Depuis ses débuts, le cinéma n’a jamais reculé devant l’idée d’adapter des œuvres célèbres pour amener un public de plus en plus large dans les salles. Bon gré mal gré, les spectateurs accueillent avec plus ou moins d’enthousiasme ces relectures parfois réussies, parfois infidèles. Le principe fonctionne et semble rentable, donc pourquoi l’arrêter ? Tout y est passé : romans célèbres, théâtre, livres jeunesses, bandes dessinées etc. De quoi donner au cinéma l’arrogance de se placer au dessus des autres arts. Mais depuis quelques décennies c’est la tuile, les réalisateurs et producteurs semblent face à un mur infranchissable. Dernier arrivé dans la courses, le jeu vidéo apparaissait comme la nouvelle poule aux œufs d’ors pour Hollywood, mais résiste toujours à l’hégémonie de la caméra. Les exemples ne manquent pas, donnant toujours plus de frissons aux joueurs. On espérait que Warcraft changerait un peu la donne, il n’en est finalement rien. À peine sorti, le film de Duncan Jones est déjà traité de tous les noms par la critique et les fans de la saga, qui lui reprochent d’être une mauvaise fan-fiction à 160 millions de dollars.

Mérite-t-il ce déferlement de haine ? Oui et non. Objectivement (si l’on considère l’objectivité possible dans une salle de cinéma), ce n’est pas un grand film et les problèmes sont nombreux. Réalisateur de deux films SF minimalistes (Moon et Source Code), Duncan Jones semble rapidement dépassé par son sujet, ne trouvant jamais vraiment l’équilibre entre les multiples registres qu’il convoque (tragique, épique, magique, comique). Ainsi certaines blagues fonctionnent, d’autres tombent à plat. Idem pour les séquences émotions, si certaines lignes narratives sont suffisamment bien construites pour provoquer au final un peu d’empathie, d’autres sont complètement erratiques. Il suffit de voir deux personnages se raconter leur enfance malheureuse au coin du feu pour se rendre compte que l’écriture générale de l’ensemble pâtit finalement d’une volonté de trop en faire. Trop de personnages à mettre en avant, trop de concepts nouveaux à expliquer et surtout un univers entier à ouvrir au spectateur. Clairement Duncan Jones est un cinéaste minimaliste. Dans sa quête de la densité, il se perd en route et échoue à donner l’amplitude nécessaire à ce genre de récit.
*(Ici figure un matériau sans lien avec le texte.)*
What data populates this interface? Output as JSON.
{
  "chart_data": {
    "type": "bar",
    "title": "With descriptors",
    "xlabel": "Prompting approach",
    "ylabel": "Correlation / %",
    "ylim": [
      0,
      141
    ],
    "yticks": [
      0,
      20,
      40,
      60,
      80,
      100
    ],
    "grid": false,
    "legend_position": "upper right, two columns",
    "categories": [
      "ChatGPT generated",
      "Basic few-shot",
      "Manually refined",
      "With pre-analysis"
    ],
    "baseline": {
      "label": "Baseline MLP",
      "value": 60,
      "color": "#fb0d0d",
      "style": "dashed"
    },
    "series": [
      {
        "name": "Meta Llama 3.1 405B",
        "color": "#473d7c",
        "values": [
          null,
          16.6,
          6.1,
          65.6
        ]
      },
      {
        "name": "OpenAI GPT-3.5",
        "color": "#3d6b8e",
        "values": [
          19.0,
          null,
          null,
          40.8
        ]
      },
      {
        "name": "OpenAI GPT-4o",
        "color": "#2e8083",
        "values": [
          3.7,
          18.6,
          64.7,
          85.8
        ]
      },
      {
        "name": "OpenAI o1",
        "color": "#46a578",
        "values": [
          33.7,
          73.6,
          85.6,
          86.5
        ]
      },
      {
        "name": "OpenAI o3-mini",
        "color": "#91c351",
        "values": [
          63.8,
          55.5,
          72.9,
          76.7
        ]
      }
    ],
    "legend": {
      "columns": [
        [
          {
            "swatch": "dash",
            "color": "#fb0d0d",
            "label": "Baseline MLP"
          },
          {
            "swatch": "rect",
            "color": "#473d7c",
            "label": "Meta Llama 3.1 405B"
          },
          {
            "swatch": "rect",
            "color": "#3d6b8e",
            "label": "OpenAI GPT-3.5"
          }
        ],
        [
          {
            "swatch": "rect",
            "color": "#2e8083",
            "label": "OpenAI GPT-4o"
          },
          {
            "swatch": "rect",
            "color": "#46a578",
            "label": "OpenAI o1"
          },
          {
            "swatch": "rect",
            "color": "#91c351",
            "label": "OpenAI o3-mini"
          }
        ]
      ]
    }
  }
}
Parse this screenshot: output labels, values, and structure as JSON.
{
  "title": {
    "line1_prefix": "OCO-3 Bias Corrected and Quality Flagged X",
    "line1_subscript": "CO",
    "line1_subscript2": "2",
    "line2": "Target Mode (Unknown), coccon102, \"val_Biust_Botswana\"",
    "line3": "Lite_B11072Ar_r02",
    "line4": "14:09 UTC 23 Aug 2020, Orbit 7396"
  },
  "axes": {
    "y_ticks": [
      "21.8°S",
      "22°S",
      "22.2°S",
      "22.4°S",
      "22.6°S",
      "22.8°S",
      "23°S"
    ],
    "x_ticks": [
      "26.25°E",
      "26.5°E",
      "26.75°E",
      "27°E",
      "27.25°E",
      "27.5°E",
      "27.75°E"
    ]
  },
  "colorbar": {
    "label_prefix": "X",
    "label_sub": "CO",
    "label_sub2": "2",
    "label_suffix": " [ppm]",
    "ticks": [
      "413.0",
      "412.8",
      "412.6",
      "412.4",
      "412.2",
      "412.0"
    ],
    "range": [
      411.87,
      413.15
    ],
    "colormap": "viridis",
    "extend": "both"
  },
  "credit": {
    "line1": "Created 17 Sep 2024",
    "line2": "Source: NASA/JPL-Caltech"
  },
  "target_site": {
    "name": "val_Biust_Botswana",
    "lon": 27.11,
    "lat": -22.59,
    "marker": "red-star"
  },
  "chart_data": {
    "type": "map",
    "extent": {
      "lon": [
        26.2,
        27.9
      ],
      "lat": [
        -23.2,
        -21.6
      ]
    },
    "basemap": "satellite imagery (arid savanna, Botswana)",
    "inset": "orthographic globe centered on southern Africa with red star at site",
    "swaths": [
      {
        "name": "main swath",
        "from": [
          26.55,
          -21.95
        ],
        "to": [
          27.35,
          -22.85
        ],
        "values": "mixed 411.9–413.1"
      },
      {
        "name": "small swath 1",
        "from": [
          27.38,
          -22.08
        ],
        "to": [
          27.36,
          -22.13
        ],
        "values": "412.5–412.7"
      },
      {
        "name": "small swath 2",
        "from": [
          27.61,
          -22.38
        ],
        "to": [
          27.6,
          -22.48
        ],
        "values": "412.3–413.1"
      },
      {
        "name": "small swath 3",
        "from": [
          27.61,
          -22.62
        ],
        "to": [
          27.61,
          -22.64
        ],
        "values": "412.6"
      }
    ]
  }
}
Occasionnellement Warcraft trouve le ton juste lors des séquences plus restreintes. Celles où seuls deux personnages discutent, que se soit deux orcs qui parlent de l’avenir ou deux humains qui se charrient. Dès que le réalisateur franchit cette limite, le film devient maladroit. Les grandes séquences de batailles que nous promettaient les bandes annonces apparaissent molles et mal chorégraphiées, à peine rattrapées par un travail du son efficace qui donne aux coups portés la puissance qu’ils n’ont pas à l’image. L’affrontement dans le canyon fait office d’exemple de tout ce qu’il ne faut pas faire. Mauvais dosage entre plans rapprochés et plans larges, figurants mal dirigés frappant dans le vide sans conviction etc. Ce qui nous donnait des frissons dans la trilogie du Seigneur des anneaux nous ennuie ici rapidement, en plus d’être desservit par des effets spéciaux de mauvaises factures (les éclairs lancés par le mage-gardien rappelant les heures de gloire de la 3D isométrique). À la différence des duels, surtout entre orcs, qui retrouvent un peu cette force brute qui fait défaut au reste du film. Manifestement, Jones n’est pas fait pour les grandes fresques cinématographiques.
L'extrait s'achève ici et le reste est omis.